By the time we arrive on Tuesday, she is not conscious although she can squeeze my hand when I hold it. She is breathing noisily and is positioned so her mouth lies wide open and it is obviously dry and uncomfortable as she frowns and moves her hand towards her mouth repeatedly. At this point, all treatment has been withdrawn and she will only receive pain relief and a swab to provide moisture in her mouth. My niece, K, has worked with the elderly before and is able to confidently do a lot of things I am unsure of.

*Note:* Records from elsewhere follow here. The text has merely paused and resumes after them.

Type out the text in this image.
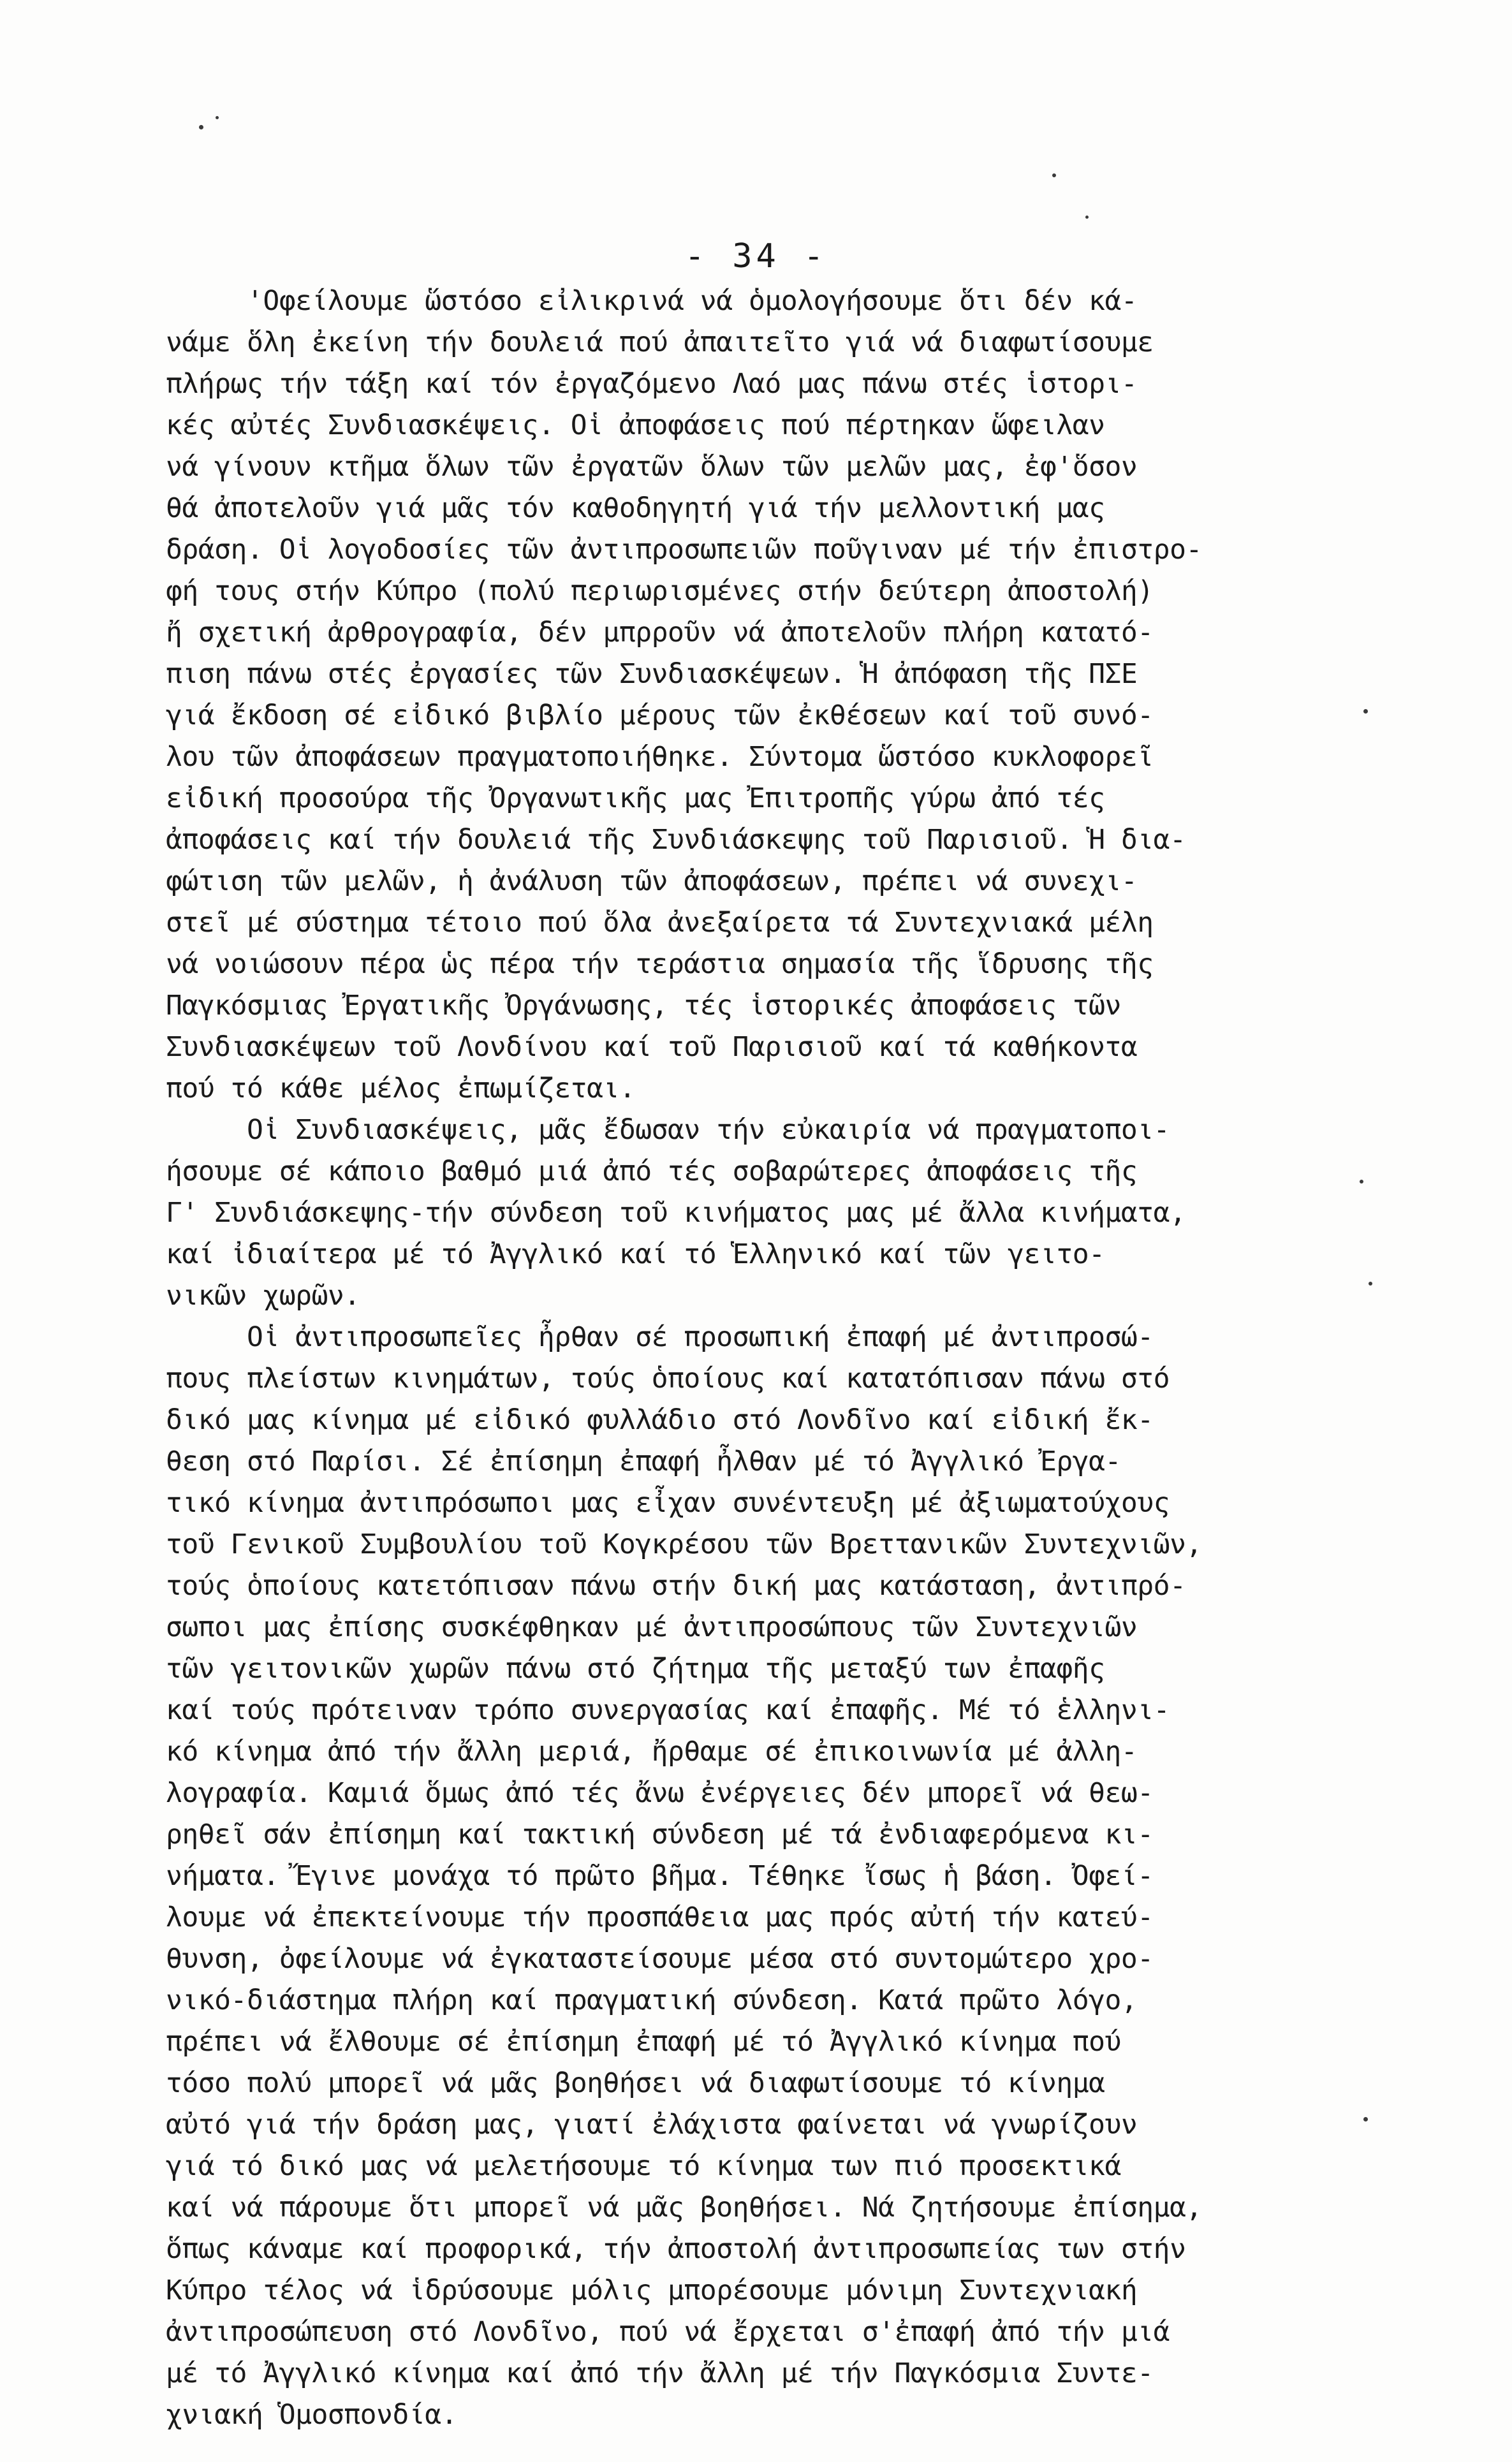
- 34 -
'Οφείλουμε ὥστόσο εἰλικρινά νά ὁμολογήσουμε ὅτι δέν κά-
νάμε ὅλη ἐκείνη τήν δουλειά πού ἀπαιτεῖτο γιά νά διαφωτίσουμε
πλήρως τήν τάξη καί τόν ἐργαζόμενο Λαό μας πάνω στές ἱστορι-
κές αὐτές Συνδιασκέψεις. Οἱ ἀποφάσεις πού πέρτηκαν ὥφειλαν
νά γίνουν κτῆμα ὅλων τῶν ἐργατῶν ὅλων τῶν μελῶν μας, ἐφ'ὅσον
θά ἀποτελοῦν γιά μᾶς τόν καθοδηγητή γιά τήν μελλοντική μας
δράση. Οἱ λογοδοσίες τῶν ἀντιπροσωπειῶν ποῦγιναν μέ τήν ἐπιστρο-
φή τους στήν Κύπρο (πολύ περιωρισμένες στήν δεύτερη ἀποστολή)
ἤ σχετική ἀρθρογραφία, δέν μπρροῦν νά ἀποτελοῦν πλήρη κατατό-
πιση πάνω στές ἐργασίες τῶν Συνδιασκέψεων. Ἡ ἀπόφαση τῆς ΠΣΕ
γιά ἔκδοση σέ εἰδικό βιβλίο μέρους τῶν ἐκθέσεων καί τοῦ συνό-
λου τῶν ἀποφάσεων πραγματοποιήθηκε. Σύντομα ὥστόσο κυκλοφορεῖ
εἰδική προσούρα τῆς Ὀργανωτικῆς μας Ἐπιτροπῆς γύρω ἀπό τές
ἀποφάσεις καί τήν δουλειά τῆς Συνδιάσκεψης τοῦ Παρισιοῦ. Ἡ δια-
φώτιση τῶν μελῶν, ἡ ἀνάλυση τῶν ἀποφάσεων, πρέπει νά συνεχι-
στεῖ μέ σύστημα τέτοιο πού ὅλα ἀνεξαίρετα τά Συντεχνιακά μέλη
νά νοιώσουν πέρα ὡς πέρα τήν τεράστια σημασία τῆς ἵδρυσης τῆς
Παγκόσμιας Ἐργατικῆς Ὀργάνωσης, τές ἱστορικές ἀποφάσεις τῶν
Συνδιασκέψεων τοῦ Λονδίνου καί τοῦ Παρισιοῦ καί τά καθήκοντα
πού τό κάθε μέλος ἐπωμίζεται.
Οἱ Συνδιασκέψεις, μᾶς ἔδωσαν τήν εὐκαιρία νά πραγματοποι-
ήσουμε σέ κάποιο βαθμό μιά ἀπό τές σοβαρώτερες ἀποφάσεις τῆς
Γ' Συνδιάσκεψης-τήν σύνδεση τοῦ κινήματος μας μέ ἄλλα κινήματα,
καί ἰδιαίτερα μέ τό Ἀγγλικό καί τό Ἑλληνικό καί τῶν γειτο-
νικῶν χωρῶν.
Οἱ ἀντιπροσωπεῖες ἦρθαν σέ προσωπική ἐπαφή μέ ἀντιπροσώ-
πους πλείστων κινημάτων, τούς ὁποίους καί κατατόπισαν πάνω στό
δικό μας κίνημα μέ εἰδικό φυλλάδιο στό Λονδῖνο καί εἰδική ἔκ-
θεση στό Παρίσι. Σέ ἐπίσημη ἐπαφή ἦλθαν μέ τό Ἀγγλικό Ἐργα-
τικό κίνημα ἀντιπρόσωποι μας εἶχαν συνέντευξη μέ ἀξιωματούχους
τοῦ Γενικοῦ Συμβουλίου τοῦ Κογκρέσου τῶν Βρεττανικῶν Συντεχνιῶν,
τούς ὁποίους κατετόπισαν πάνω στήν δική μας κατάσταση, ἀντιπρό-
σωποι μας ἐπίσης συσκέφθηκαν μέ ἀντιπροσώπους τῶν Συντεχνιῶν
τῶν γειτονικῶν χωρῶν πάνω στό ζήτημα τῆς μεταξύ των ἐπαφῆς
καί τούς πρότειναν τρόπο συνεργασίας καί ἐπαφῆς. Μέ τό ἑλληνι-
κό κίνημα ἀπό τήν ἄλλη μεριά, ἤρθαμε σέ ἐπικοινωνία μέ ἀλλη-
λογραφία. Καμιά ὅμως ἀπό τές ἄνω ἐνέργειες δέν μπορεῖ νά θεω-
ρηθεῖ σάν ἐπίσημη καί τακτική σύνδεση μέ τά ἐνδιαφερόμενα κι-
νήματα. Ἔγινε μονάχα τό πρῶτο βῆμα. Τέθηκε ἴσως ἡ βάση. Ὀφεί-
λουμε νά ἐπεκτείνουμε τήν προσπάθεια μας πρός αὐτή τήν κατεύ-
θυνση, ὀφείλουμε νά ἐγκαταστείσουμε μέσα στό συντομώτερο χρο-
νικό-διάστημα πλήρη καί πραγματική σύνδεση. Κατά πρῶτο λόγο,
πρέπει νά ἔλθουμε σέ ἐπίσημη ἐπαφή μέ τό Ἀγγλικό κίνημα πού
τόσο πολύ μπορεῖ νά μᾶς βοηθήσει νά διαφωτίσουμε τό κίνημα
αὐτό γιά τήν δράση μας, γιατί ἐλάχιστα φαίνεται νά γνωρίζουν
γιά τό δικό μας νά μελετήσουμε τό κίνημα των πιό προσεκτικά
καί νά πάρουμε ὅτι μπορεῖ νά μᾶς βοηθήσει. Νά ζητήσουμε ἐπίσημα,
ὅπως κάναμε καί προφορικά, τήν ἀποστολή ἀντιπροσωπείας των στήν
Κύπρο τέλος νά ἱδρύσουμε μόλις μπορέσουμε μόνιμη Συντεχνιακή
ἀντιπροσώπευση στό Λονδῖνο, πού νά ἔρχεται σ'ἐπαφή ἀπό τήν μιά
μέ τό Ἀγγλικό κίνημα καί ἀπό τήν ἄλλη μέ τήν Παγκόσμια Συντε-
χνιακή Ὁμοσπονδία.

For 3 days, on and off, we sit by my mother’s hospital bed, holding her hand, stroking her face and talking to her. K stays overnight with her so she is not alone at any point. Driving the 70 odd miles each way every day, stopping en-route to drop Dog off with Mr Mason’s parents, is exhausting. I squeeze a meeting in on Wednesday morning along with my usual group at Maggie’s but it feels as though our lives are put on hold for the week. No washing or cleaning gets done. Usual chores are left and the house goes to rack and ruin. My sleep, which is always variable, becomes worse and I feel beyond exhausted with a cluster of bad fibromyalgia headaches.

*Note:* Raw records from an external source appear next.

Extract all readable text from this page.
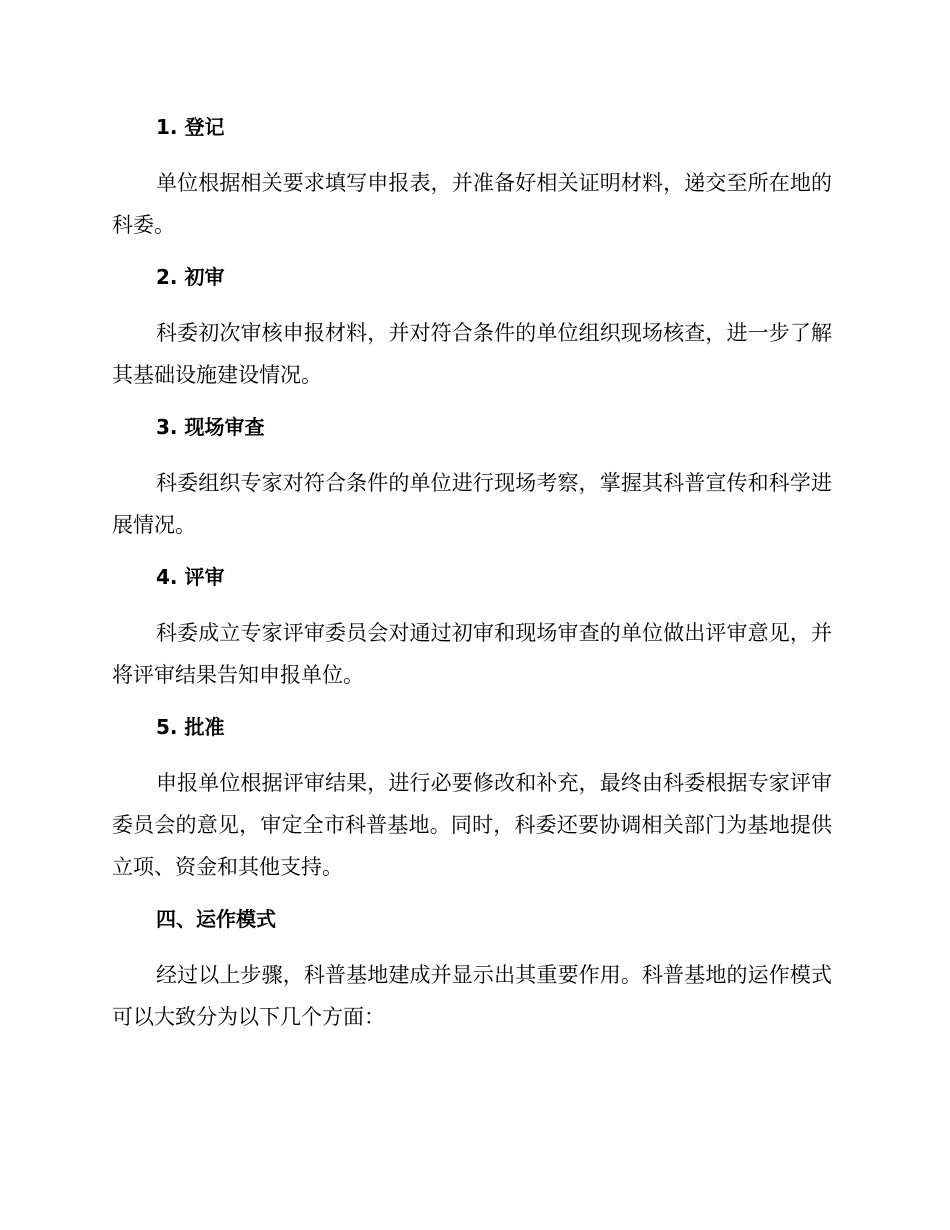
1. 登记

单位根据相关要求填写申报表，并准备好相关证明材料，递交至所在地的科委。

2. 初审

科委初次审核申报材料，并对符合条件的单位组织现场核查，进一步了解其基础设施建设情况。

3. 现场审查

科委组织专家对符合条件的单位进行现场考察，掌握其科普宣传和科学进展情况。

4. 评审

科委成立专家评审委员会对通过初审和现场审查的单位做出评审意见，并将评审结果告知申报单位。

5. 批准

申报单位根据评审结果，进行必要修改和补充，最终由科委根据专家评审委员会的意见，审定全市科普基地。同时，科委还要协调相关部门为基地提供立项、资金和其他支持。

四、运作模式

经过以上步骤，科普基地建成并显示出其重要作用。科普基地的运作模式可以大致分为以下几个方面：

Master Mason comes with us on Wednesday afternoon and I am touched to see him gently hold his grandmother’s hand. On Thursday, we travel down earlier and spend just a couple of hours at the hospital before going on to see my father. As we are talking with him, the phone rings and it is K, telling him he should come back to the hospital. My mother’s breathing has been steadily declining but K thinks it has changed in a meaningful way so we take my father back to the hospital. We stay for another hour but the traffic has been challenging for the last two days and we don’t want another late night. K also reassures us the end will be soon but not within the next hour or so. We collect Dog and then drive home, arriving at 7pm. As I am literally on the doorstep, my brother phones to tell me my mother has died peacefully. Her breathing slowed and finally stopped. She had company all the way through her journey and had, I think, a good end.

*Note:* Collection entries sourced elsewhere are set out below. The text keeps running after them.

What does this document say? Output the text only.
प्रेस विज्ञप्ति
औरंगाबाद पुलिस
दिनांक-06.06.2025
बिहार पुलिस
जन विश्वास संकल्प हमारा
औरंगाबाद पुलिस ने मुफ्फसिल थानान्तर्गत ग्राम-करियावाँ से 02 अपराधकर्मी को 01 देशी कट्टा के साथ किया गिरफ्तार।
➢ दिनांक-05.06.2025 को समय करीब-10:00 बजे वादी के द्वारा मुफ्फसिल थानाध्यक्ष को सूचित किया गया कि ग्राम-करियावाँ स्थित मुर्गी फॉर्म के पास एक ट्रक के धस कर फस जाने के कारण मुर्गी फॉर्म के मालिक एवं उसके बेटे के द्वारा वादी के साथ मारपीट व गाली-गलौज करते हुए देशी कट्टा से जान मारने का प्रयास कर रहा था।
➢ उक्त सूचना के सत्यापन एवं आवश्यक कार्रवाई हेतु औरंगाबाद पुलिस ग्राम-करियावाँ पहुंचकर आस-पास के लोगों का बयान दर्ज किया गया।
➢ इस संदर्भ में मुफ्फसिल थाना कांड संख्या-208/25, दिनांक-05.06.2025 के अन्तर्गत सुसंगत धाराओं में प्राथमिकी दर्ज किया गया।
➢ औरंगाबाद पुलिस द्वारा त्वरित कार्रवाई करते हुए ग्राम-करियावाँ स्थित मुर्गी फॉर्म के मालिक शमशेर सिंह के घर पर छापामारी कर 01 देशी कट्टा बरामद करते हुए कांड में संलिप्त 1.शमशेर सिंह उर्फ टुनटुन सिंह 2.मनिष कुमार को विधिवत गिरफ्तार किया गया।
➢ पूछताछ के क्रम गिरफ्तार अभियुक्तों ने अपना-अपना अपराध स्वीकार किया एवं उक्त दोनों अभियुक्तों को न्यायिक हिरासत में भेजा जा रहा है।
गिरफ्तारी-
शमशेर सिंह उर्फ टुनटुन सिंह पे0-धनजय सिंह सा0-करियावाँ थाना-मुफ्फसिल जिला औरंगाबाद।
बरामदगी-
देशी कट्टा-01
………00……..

By Thursday evening I am beyond tired and actually sleep well, heavily and solidly throughout the night. On Friday, I sit and try to catch up with work admin while resting. The surgeon has referred me for a body scan and has marked the appointment urgent. It arrives in the post and is scheduled for when we are taking the first holiday we have had since my diagnosis. The past 18 months have been an incredibly stressful time, mentally and physically. I feel people don’t understand because I know I didn’t understand before I had cancer. I didn’t realise how the effects of cancer keep going, long after the disease is invisible and, we hope, banished. It was only this time last year that it seemed death might be on the cards for me.

On Saturday morning, after a night of sleeplessness and finally dozing, I wake shouting for my Mum. It takes me a few seconds to realise what I’m doing and I can’t remember the last time that happened.
The coming week is going to be a challenge in so many ways. Getting my head back together in time for 2 meetings and a trip to the House of Commons, trying to be competent, chair meetings and appear on top of things. And I realise this blog is pretty much factual without the emotional content. I think that’s all I can do for now.